South Africas new debt relief bill will make it tough to get loans

South Africa’s new debt relief laws will make it tougher to get a loan2019

In the news: - Article published by Article published by Businesstech on the new debt relief laws

South Africa’s new debt relief laws will harm its international standing and may lead to a further credit downgrade.

This is according to Dawie Roodt, chief economist at the Efficient Group, who said that the new legislation will also add to the country’s growing national debt.

“We’re on the threshold of seeing the expropriation of land without compensation,” he said.

“Now the ANC government is fiddling with the financial system by condoning the write-off of anywhere between R13billion and R20billion (according to the National Treasury) of debt belonging to banks and other financial institutions.

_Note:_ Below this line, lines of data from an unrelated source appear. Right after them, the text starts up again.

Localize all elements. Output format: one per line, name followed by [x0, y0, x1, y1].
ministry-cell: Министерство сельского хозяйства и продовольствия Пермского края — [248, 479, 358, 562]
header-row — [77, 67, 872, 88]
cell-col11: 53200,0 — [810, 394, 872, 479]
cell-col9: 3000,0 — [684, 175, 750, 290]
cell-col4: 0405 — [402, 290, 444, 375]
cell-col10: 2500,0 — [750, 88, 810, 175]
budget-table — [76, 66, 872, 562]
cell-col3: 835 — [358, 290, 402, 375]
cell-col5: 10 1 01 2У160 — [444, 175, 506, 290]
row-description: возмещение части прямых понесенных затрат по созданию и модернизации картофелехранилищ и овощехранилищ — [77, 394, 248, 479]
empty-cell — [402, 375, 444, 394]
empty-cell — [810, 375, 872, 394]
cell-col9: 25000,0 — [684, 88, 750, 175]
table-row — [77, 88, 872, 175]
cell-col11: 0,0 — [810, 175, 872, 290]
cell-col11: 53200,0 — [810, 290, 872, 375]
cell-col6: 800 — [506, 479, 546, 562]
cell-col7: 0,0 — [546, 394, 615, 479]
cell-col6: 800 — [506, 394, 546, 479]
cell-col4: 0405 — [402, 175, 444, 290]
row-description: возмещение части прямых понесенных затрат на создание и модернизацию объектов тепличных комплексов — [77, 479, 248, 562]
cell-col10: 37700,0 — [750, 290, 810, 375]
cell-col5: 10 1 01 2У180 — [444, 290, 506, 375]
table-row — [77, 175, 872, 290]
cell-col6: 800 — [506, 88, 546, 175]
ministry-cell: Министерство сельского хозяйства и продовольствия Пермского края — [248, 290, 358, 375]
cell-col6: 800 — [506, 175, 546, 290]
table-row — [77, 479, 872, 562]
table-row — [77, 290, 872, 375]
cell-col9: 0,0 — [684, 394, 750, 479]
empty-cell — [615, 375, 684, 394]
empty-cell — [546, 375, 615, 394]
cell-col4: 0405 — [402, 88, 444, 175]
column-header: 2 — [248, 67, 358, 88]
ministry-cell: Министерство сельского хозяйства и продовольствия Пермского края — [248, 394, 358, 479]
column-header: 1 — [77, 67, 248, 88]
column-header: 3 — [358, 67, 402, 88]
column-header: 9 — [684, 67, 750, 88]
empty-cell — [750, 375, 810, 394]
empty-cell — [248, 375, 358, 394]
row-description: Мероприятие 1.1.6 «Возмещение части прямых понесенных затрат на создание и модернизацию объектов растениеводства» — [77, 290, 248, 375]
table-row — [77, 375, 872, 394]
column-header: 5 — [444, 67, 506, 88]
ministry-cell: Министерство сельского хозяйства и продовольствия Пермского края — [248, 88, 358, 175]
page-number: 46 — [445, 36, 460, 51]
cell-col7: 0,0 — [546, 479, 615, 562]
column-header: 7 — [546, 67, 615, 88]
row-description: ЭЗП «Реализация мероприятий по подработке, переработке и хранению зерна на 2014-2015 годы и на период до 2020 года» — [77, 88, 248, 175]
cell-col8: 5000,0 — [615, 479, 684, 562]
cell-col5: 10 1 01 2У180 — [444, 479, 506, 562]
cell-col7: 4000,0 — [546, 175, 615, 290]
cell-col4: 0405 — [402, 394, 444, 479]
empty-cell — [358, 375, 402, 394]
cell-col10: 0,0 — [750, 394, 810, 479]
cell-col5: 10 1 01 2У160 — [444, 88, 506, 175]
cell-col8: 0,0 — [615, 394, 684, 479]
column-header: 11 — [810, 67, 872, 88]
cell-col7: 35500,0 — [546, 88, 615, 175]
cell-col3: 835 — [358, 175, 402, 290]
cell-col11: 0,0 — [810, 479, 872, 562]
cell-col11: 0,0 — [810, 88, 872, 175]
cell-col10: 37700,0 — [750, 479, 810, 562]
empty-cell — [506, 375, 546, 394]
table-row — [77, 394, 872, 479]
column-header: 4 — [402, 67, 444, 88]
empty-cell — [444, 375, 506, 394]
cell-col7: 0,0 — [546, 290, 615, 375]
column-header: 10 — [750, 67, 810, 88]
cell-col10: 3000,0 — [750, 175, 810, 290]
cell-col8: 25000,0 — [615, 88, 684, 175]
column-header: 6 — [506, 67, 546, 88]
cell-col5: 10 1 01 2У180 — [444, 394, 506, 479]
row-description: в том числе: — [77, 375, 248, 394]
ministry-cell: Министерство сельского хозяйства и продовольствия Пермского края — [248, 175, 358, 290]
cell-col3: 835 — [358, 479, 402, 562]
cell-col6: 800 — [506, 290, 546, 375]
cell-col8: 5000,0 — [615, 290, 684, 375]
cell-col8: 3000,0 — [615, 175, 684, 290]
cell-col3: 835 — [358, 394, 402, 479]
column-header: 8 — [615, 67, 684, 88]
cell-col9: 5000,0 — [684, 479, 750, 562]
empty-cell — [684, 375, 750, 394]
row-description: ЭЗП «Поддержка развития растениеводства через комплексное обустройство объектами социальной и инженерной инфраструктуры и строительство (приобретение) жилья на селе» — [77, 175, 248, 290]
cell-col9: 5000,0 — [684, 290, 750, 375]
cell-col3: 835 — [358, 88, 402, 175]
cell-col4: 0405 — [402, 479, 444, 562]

“These loans are as much property as anything else and are protected by article 25 of the constitution. What kind of message is this sending to the rating agencies such as Moody’s and Standard & Poor’s?”

Officially approved by President Cyril Ramaphosa last week, the controversial National Credit Amendment Bill promises to provide a breather for some of the country’s hard-pressed consumers.

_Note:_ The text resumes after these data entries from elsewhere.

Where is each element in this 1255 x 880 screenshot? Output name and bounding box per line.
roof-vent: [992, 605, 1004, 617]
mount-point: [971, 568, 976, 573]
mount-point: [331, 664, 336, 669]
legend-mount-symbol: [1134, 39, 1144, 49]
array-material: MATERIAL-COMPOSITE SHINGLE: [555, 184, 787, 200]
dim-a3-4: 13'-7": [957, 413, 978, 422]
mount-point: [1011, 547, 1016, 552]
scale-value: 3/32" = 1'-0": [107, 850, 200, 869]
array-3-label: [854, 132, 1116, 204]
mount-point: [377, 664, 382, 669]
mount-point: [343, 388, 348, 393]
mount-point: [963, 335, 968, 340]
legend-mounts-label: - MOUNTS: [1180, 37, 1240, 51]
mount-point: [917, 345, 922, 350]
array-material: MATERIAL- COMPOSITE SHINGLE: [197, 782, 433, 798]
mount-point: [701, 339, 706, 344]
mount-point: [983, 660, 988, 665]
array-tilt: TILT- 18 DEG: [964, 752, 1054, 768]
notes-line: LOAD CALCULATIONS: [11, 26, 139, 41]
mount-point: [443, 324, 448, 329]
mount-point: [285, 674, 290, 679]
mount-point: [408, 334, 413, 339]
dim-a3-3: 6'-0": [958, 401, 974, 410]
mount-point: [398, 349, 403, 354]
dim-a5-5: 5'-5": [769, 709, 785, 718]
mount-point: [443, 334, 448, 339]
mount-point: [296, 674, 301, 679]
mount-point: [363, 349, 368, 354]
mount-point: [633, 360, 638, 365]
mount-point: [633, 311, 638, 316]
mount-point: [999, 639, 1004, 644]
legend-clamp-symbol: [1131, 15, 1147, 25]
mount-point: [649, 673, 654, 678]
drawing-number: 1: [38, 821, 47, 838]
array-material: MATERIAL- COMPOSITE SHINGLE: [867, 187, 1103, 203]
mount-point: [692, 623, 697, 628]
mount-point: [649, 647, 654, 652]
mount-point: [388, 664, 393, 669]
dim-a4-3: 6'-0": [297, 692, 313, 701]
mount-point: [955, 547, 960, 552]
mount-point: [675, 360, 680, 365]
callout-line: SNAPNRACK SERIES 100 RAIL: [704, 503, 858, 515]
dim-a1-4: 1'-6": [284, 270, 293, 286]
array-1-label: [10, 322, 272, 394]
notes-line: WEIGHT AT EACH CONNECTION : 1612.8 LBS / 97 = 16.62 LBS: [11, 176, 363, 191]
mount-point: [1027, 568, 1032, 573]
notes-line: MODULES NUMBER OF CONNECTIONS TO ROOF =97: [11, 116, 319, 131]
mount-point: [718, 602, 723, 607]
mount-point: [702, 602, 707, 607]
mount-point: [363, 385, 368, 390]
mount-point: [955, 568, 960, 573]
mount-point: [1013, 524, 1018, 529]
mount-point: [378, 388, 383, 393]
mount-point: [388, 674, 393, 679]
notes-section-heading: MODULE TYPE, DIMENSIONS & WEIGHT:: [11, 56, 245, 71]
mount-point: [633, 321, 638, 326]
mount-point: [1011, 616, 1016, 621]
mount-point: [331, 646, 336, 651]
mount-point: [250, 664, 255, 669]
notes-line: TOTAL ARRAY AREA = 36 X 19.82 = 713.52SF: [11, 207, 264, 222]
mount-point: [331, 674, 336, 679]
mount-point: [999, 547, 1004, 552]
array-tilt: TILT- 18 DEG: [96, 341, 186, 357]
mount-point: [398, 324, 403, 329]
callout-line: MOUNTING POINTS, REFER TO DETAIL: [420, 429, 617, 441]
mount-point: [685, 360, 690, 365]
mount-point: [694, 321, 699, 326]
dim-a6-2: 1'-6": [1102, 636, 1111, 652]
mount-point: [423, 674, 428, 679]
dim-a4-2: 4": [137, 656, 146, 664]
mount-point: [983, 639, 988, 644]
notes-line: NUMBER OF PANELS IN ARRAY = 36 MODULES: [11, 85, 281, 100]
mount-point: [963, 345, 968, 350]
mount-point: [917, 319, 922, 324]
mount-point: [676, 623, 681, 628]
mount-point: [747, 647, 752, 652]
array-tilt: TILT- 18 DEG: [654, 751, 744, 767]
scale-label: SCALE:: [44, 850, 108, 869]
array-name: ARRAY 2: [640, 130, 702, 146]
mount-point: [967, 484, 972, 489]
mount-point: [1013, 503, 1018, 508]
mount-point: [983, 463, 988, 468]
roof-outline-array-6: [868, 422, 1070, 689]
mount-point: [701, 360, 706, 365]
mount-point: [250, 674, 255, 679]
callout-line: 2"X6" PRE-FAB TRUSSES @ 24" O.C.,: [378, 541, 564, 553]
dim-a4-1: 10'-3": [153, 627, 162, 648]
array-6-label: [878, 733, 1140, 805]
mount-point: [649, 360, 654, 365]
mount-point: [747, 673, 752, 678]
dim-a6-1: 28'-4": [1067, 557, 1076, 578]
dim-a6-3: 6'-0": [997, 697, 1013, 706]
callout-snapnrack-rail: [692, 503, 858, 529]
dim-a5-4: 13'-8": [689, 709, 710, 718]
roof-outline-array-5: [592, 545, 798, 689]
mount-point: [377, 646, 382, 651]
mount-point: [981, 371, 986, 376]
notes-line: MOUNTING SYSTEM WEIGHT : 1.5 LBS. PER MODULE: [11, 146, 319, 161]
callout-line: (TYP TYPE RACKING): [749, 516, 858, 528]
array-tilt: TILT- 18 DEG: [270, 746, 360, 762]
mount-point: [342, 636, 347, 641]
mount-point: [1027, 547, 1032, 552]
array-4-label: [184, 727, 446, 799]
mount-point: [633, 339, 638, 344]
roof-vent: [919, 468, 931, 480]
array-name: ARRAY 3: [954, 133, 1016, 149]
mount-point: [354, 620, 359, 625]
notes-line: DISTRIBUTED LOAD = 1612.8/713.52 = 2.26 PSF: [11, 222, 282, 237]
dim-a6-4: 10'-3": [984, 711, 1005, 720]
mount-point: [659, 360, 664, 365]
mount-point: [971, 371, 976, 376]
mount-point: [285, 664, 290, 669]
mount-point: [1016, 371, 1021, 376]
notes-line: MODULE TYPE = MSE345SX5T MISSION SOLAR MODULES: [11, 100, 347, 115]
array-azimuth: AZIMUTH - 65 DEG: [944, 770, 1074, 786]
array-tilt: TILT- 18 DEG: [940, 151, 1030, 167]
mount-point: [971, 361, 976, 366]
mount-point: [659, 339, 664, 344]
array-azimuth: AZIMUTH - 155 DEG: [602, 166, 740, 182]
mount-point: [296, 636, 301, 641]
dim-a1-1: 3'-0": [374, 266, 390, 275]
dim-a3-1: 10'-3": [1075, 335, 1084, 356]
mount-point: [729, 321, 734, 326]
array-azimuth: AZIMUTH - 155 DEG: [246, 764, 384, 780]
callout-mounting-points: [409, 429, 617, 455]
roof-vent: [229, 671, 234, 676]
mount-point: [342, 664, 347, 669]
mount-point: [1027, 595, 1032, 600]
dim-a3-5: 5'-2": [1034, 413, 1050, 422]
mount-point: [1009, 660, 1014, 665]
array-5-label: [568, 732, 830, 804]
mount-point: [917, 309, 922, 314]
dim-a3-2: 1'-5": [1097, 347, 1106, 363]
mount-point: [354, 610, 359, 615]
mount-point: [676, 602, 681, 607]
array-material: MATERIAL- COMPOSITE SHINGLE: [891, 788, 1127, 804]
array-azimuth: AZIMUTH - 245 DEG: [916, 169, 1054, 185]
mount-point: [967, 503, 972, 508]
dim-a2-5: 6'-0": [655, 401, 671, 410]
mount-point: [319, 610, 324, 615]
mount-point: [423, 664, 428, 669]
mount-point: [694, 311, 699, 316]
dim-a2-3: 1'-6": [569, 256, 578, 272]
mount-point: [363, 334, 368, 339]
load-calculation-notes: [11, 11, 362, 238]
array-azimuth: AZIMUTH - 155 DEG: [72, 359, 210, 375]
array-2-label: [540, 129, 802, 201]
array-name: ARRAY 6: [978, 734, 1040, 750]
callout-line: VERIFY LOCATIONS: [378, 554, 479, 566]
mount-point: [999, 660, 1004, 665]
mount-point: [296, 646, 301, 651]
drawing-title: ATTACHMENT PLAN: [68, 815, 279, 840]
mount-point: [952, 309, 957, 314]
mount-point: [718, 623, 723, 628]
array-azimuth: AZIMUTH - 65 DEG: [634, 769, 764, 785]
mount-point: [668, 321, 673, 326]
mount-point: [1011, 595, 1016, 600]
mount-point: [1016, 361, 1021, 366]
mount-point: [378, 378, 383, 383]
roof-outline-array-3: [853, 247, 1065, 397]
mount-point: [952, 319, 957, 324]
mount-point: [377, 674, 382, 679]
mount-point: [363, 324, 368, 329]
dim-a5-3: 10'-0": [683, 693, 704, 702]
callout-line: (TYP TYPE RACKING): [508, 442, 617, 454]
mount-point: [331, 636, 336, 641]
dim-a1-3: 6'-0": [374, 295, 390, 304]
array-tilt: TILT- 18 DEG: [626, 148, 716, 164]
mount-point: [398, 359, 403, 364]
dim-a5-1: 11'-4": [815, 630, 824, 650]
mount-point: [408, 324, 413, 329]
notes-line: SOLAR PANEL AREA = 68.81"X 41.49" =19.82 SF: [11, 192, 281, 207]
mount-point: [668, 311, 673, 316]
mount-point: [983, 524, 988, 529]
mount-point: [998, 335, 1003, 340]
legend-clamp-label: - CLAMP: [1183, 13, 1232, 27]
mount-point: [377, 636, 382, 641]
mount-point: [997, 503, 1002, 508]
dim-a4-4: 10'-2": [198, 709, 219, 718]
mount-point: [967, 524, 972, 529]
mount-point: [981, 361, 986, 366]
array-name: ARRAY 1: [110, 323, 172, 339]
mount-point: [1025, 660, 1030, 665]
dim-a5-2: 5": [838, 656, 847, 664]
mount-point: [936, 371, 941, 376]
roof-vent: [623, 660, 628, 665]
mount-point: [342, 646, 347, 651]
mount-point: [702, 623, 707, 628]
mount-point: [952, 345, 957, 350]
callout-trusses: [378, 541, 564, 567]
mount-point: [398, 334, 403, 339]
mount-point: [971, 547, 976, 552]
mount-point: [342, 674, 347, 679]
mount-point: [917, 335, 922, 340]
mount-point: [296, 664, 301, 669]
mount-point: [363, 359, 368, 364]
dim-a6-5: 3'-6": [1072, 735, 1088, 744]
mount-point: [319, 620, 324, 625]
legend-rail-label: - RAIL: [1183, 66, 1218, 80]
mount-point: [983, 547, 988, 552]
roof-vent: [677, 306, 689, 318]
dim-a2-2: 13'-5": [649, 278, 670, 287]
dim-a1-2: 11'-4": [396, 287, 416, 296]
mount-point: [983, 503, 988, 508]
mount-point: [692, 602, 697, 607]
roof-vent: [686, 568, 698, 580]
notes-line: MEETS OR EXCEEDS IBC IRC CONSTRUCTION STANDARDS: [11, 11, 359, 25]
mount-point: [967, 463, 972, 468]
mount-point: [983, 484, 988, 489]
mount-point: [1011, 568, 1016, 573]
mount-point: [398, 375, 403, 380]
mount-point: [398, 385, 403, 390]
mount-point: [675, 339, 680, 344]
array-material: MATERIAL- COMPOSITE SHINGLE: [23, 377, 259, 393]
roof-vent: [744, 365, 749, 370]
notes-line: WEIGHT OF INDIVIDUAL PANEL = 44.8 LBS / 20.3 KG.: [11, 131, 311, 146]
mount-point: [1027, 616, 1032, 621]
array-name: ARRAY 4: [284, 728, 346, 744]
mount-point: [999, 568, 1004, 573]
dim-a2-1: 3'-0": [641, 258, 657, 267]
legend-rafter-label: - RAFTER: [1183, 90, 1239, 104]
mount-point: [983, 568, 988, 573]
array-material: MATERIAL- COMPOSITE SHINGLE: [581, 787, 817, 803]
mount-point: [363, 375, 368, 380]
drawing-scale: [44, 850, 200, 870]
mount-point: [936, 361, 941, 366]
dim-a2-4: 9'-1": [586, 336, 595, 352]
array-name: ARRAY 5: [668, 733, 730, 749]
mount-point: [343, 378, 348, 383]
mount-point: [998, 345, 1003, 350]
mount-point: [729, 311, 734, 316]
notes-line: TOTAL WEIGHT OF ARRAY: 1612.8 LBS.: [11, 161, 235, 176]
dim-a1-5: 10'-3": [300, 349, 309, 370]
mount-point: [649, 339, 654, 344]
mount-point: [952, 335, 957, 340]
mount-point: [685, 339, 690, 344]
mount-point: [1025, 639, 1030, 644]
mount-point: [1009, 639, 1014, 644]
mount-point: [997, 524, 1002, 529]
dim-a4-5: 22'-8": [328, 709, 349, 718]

The act will allow certain applicants to have their debt suspended in part or in full for up to 24 months.

This debt may then be extinguished altogether if the financial circumstances of the applicant do not improve.

The criteria for meeting this debt write-off include:

  • Where the unsecured debt is not more than R50,000.
  • Where the unsecured debt was accrued through unsecured credit agreements, unsecured short term credit transactions or unsecured credit facilities only.
  • Where the person earned no more than R7,500 a month over the last six months.

Loan issues 

Neil Roets, CEO of Debt Rescue, said it was highly likely that financial institutions – who stand to lose billions should loans be written off – would tighten lending criteria to the point where most of these individuals would not be able to get loans in future.

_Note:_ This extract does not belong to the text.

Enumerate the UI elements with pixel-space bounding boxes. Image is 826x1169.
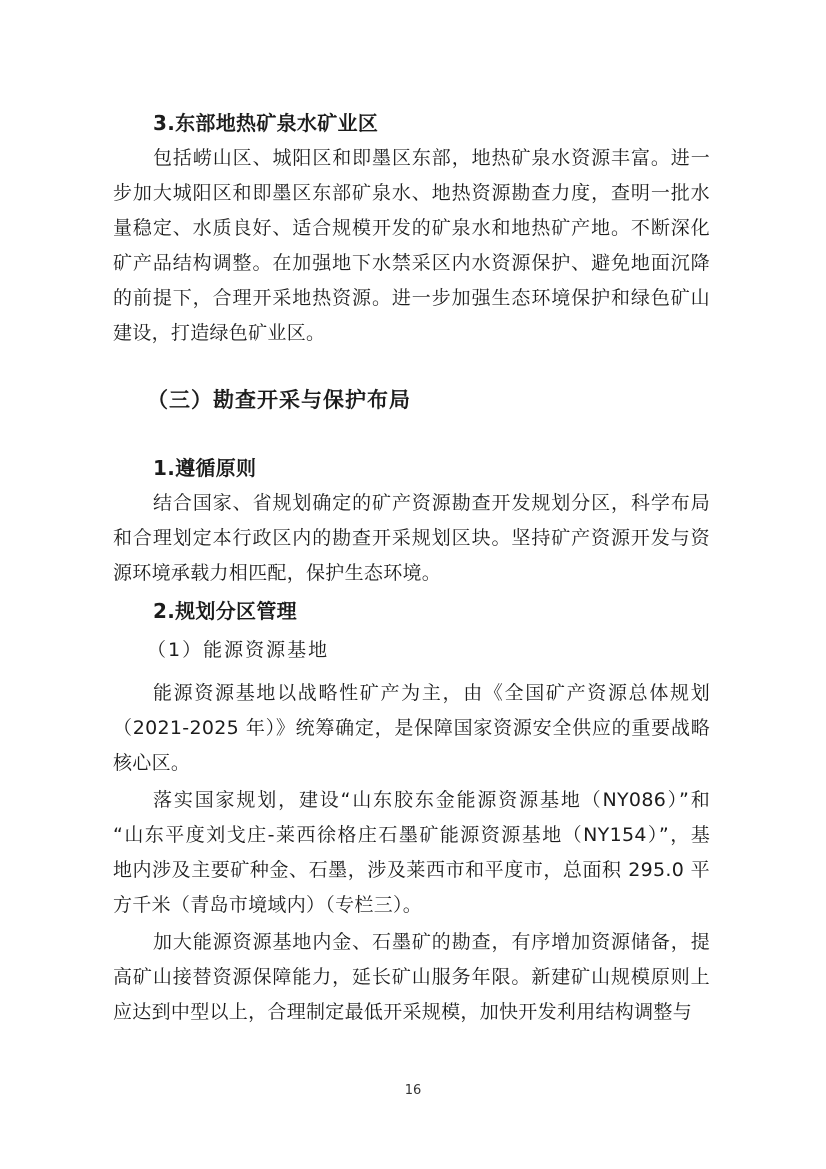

“The very group that the debt forgiveness program is allegedly aimed at according to the Department of Trade and Industry (i.e., retrenched workers and low wage earners) will be the very people who will not be able to source a line of credit when this policy (is implemented).”

This was confirmed by Cas Coovadia, the managing director of the Banking Association of South Africa, who said that the country’s banks would tighten their lending in response to the new act.

Coovadia said that his association had performed an economic impact assessment and engaged the Department of Trade and Industry, which is spearheading the bill, and found that banks either must price in higher risks or avoid lending to low-income customers altogether.

“This could have serious economic implications,” he said. “We will await the gazetting of the bill and details around its implementation. We will sit down and consider our other options.”